O estudo fez parte da iniciativa Educação Já 2022, da organização Todos pela Educação, e contou com apoio do Itaú Social, do Instituto Península e do Profissão Docente. Foram ouvidos 6.700 professores e professoras de escolas ativas de ensino regular da rede pública. Participaram da pesquisa docentes das cinco regiões do Brasil, abrangendo os anos iniciais e os finais do ensino fundamental e o ensino médio. Eles responderam a perguntas sobre temas como satisfação profissional, plano de carreira, formação continuada e valorização profissional.
“Não há quem discorde de que o professor é uma figura muito importante na sociedade. Mas a valorização pretendida é uma compreensão coletiva de que a carreira precisa ser mais atrativa, com condições de trabalho adequadas e ofertas consistentes e coerentes de desenvolvimento profissional”, afirma Mariana Breim, diretora de políticas educacionais e pesquisa do Instituto Península. Uma das principais reivindicações da classe diz respeito ao piso salarial, que, apesar de estabelecido pela Lei nº 11.738, ainda é descumprido por alguns estados e municípios, como afirma Marcos Marques, professor de filosofia e dirigente sindical no Sindicato dos Trabalhadores em Educação da Rede Pública Municipal de Lauro de Freitas (Asprolf).
O educador destaca que ainda não se atendeu à meta 17 do Plano Nacional de Educação (PNE). O texto define que, até 2024, o salário dos profissionais de educação deve ser equiparado ao de outros profissionais de nível superior. Em 2021, a relação percentual entre o rendimento bruto médio mensal dos professores e o dos demais profissionais com mesma escolaridade equivalia a 82,5%, de acordo com a Pesquisa Nacional por Amostra de Domicílios (Pnad) Contínua daquele ano. No mesmo período, a Organização para a Cooperação e Desenvolvimento Econômico (OCDE) divulgou um estudo que mostrou que, entre os 40 países pesquisados, o Brasil tem a menor média de salário inicial dos professores dos anos finais do ensino fundamental.
“Essa subvalorização passa, ainda, por questões como gênero e raça. Quanto menor a escolaridade dos alunos atendidos, maior o número de professoras mulheres, em sua maioria negras”, aponta Marcos. O mesmo relatório da OCDE confirma a fala do professor, indicando que docentes da educação infantil são aqueles com menor remuneração, enquanto os do ensino superior são os que ganham melhor. “No ensino médio, já se registra maior quantidade de professores homens, e nas universidades há uma maioria de homens brancos, com salários que não se comparam aos pagos na educação básica.”

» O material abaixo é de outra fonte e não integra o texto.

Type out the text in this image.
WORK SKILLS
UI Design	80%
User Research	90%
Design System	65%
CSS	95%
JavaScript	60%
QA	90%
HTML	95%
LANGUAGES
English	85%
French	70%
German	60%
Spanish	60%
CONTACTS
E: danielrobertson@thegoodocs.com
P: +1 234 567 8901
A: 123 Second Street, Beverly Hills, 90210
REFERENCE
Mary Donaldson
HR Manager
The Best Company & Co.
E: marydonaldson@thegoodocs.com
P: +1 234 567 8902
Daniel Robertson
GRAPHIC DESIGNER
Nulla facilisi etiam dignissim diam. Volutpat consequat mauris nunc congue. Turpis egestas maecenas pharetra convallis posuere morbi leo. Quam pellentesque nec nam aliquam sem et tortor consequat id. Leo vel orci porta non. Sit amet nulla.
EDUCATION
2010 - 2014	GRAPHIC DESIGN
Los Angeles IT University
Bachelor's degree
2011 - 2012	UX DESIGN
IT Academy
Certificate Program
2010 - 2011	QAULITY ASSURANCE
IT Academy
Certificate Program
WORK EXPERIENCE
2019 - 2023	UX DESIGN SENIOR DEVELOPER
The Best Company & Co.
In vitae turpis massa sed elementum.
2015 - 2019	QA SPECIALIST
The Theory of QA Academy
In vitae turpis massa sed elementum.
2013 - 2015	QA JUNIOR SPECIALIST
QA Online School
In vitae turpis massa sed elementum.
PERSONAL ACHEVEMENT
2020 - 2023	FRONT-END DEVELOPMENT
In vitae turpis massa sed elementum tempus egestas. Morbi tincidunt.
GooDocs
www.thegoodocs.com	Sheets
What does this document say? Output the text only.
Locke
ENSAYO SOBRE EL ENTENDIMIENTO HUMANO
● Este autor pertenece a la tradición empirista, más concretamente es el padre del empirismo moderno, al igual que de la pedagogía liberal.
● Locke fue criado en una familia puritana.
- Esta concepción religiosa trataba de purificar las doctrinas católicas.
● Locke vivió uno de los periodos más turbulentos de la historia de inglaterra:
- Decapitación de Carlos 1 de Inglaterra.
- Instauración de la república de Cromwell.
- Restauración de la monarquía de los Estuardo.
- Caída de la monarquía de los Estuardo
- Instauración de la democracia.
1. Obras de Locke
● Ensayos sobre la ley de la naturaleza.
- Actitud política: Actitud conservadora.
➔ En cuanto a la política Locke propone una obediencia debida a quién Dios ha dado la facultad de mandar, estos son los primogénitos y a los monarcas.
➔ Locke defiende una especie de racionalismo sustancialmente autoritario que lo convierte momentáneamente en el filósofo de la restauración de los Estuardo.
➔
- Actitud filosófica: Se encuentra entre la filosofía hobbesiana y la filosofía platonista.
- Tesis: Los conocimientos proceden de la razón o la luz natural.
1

É comum ouvir de pessoas mais velhas que a educação pública já foi muito melhor no Brasil, em termos de qualidade do ensino oferecido. Marcos acredita que isso se dava porque os professores eram mais valorizados, já que nem todas as camadas da população tinham acesso à educação. “Naquele momento, os professores atendiam às elites e eram tidos também como uma elite intelectual do país. A partir da promulgação da Constituição de 1988, quando todas as pessoas passaram a ter direito à educação, houve uma desvalorização dessa classe”, observa.

Na pesquisa, 76% dos docentes ouvidos concordaram que um bom professor consegue bons resultados mesmo em condições de trabalho desfavoráveis. Entretanto, 7 em cada 10 disseram que se sentem estressados no trabalho por causa de uma excessiva cobrança por resultados, e 65% entendem que ser um bom professor depende mais de formação do que de vocação — mas 24% afirmam receber raramente ou não receber formação continuada para trabalhar com temáticas relativas à diversidade e à educação inclusiva.
Para Gabriel Corrêa, diretor de políticas públicas do Todos pela Educação, “a pesquisa reforça, a partir da voz dos próprios professores, a necessidade de melhorias na formação docente, que é uma pauta central para a valorização da profissão e a garantia de uma educação de qualidade para todos”.
As reivindicações dos professores por valorização e melhores condições de trabalho costumam ser pautadas nos noticiários em momentos de greves, paralisações e manifestações da classe, mas a pesquisa evidencia que os profissionais da educação estão dispostos a falar sobre o que deve receber atenção dos gestores. Apoio psicológico, melhora na infraestrutura das escolas e ampliação do uso de tecnologia nas instituições de ensino foram algumas sugestões defendidas pelos professores ouvidos. Marcos faz questão de celebrar as conquistas que já foram alcançadas e diz acreditar em perspectivas otimistas para o futuro. “Os sindicatos atuam durante todo o ano, em prol de melhorias para professores e estudantes. Para além das pautas corporativas, como as questões salariais, o que essas agremiações defendem, no fim das contas, é uma educação de qualidade.”
Saiba mais
- Pesquisa de opinião com professores e professoras de escolas públicas
- Observatório do Plano Nacional de Educação
- “A avaliação é como um espelho que reflete a realidade”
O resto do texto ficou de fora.